A LACK OF SOMETHING. Although ours is a flourishing town — and we flourish, according to some, precisely to the extent that the inhabitants of the castle have declined in power and serve a largely symbolic or representative function — we nevertheless feel a lack of something. Our metal artisans are admired far and wide, our sturdy houses with their steep gables and oak window frames fill the eye with delight, beyond the walls our fields and vineyards overflow with ripeness. Our church steeples rise proudly into the sky, and toll out the hours on great bells cast by masters. In fact, it is not too much to say that our lives pass in a harmony and tranquility that are the envy and admiration of the region. Nor is ours a dull tranquility, stifling all that is joyful or dark; for not only are we engaged in vigorous lives, but we are human beings like all human beings, we know the joys and sorrows that come to human hearts.
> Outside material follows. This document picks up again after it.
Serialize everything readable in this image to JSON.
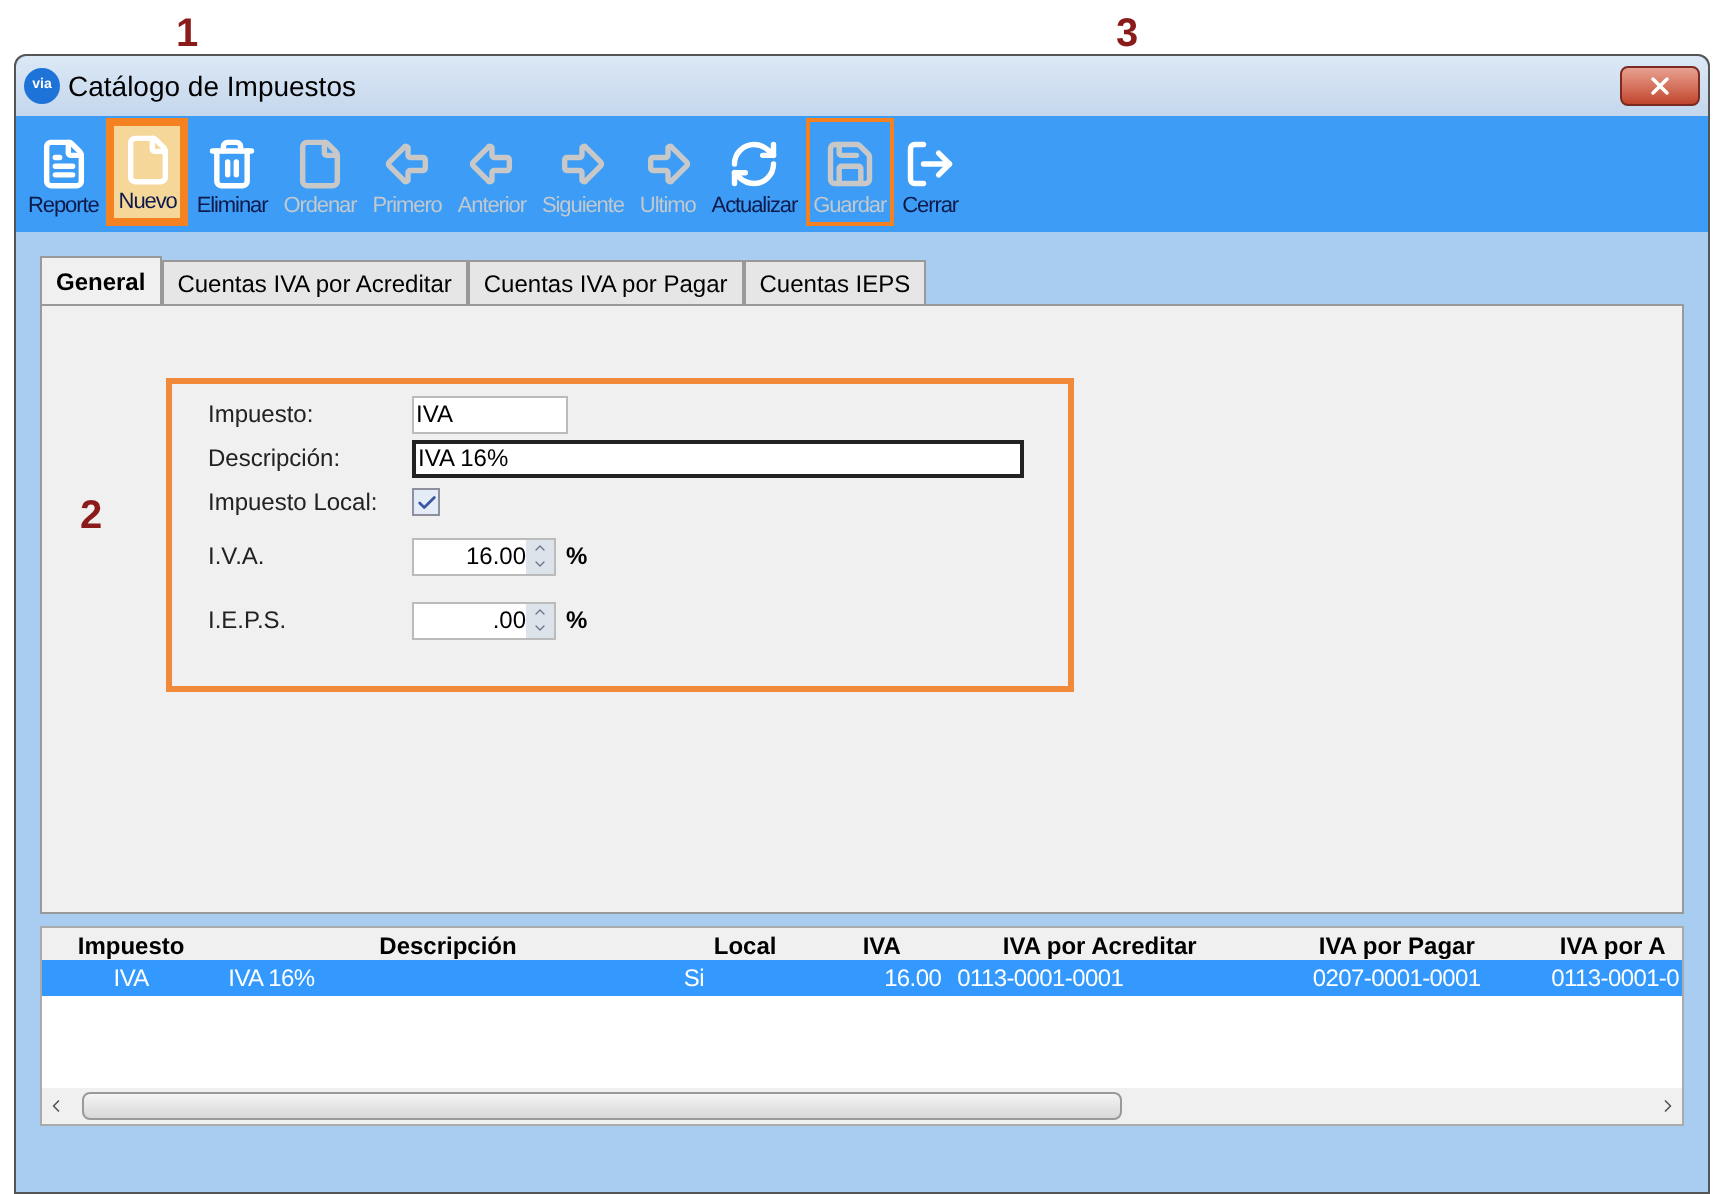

And yet it remains true that, now and then, we feel a lack of something. We do not know what it is, this thing that we lack. We know only that on certain summer afternoons, when the too-blue sky stretches on and on, or in warm twilights when the blackbird cries from the hill, a restlessness comes over us, an inner dissatisfaction. Like children we grow suddenly angry for no reason, we want something. Then we turn to the castle, high on the other shore, and all at once we feel a savage quickening. With a kind of violence our hearts exult. For across the sun-sparkling river, there on the far shore, we feel a heightened sense of things, and we dare for a moment to cry out our forbidden desire: for exaltation, for devastation, for revelation.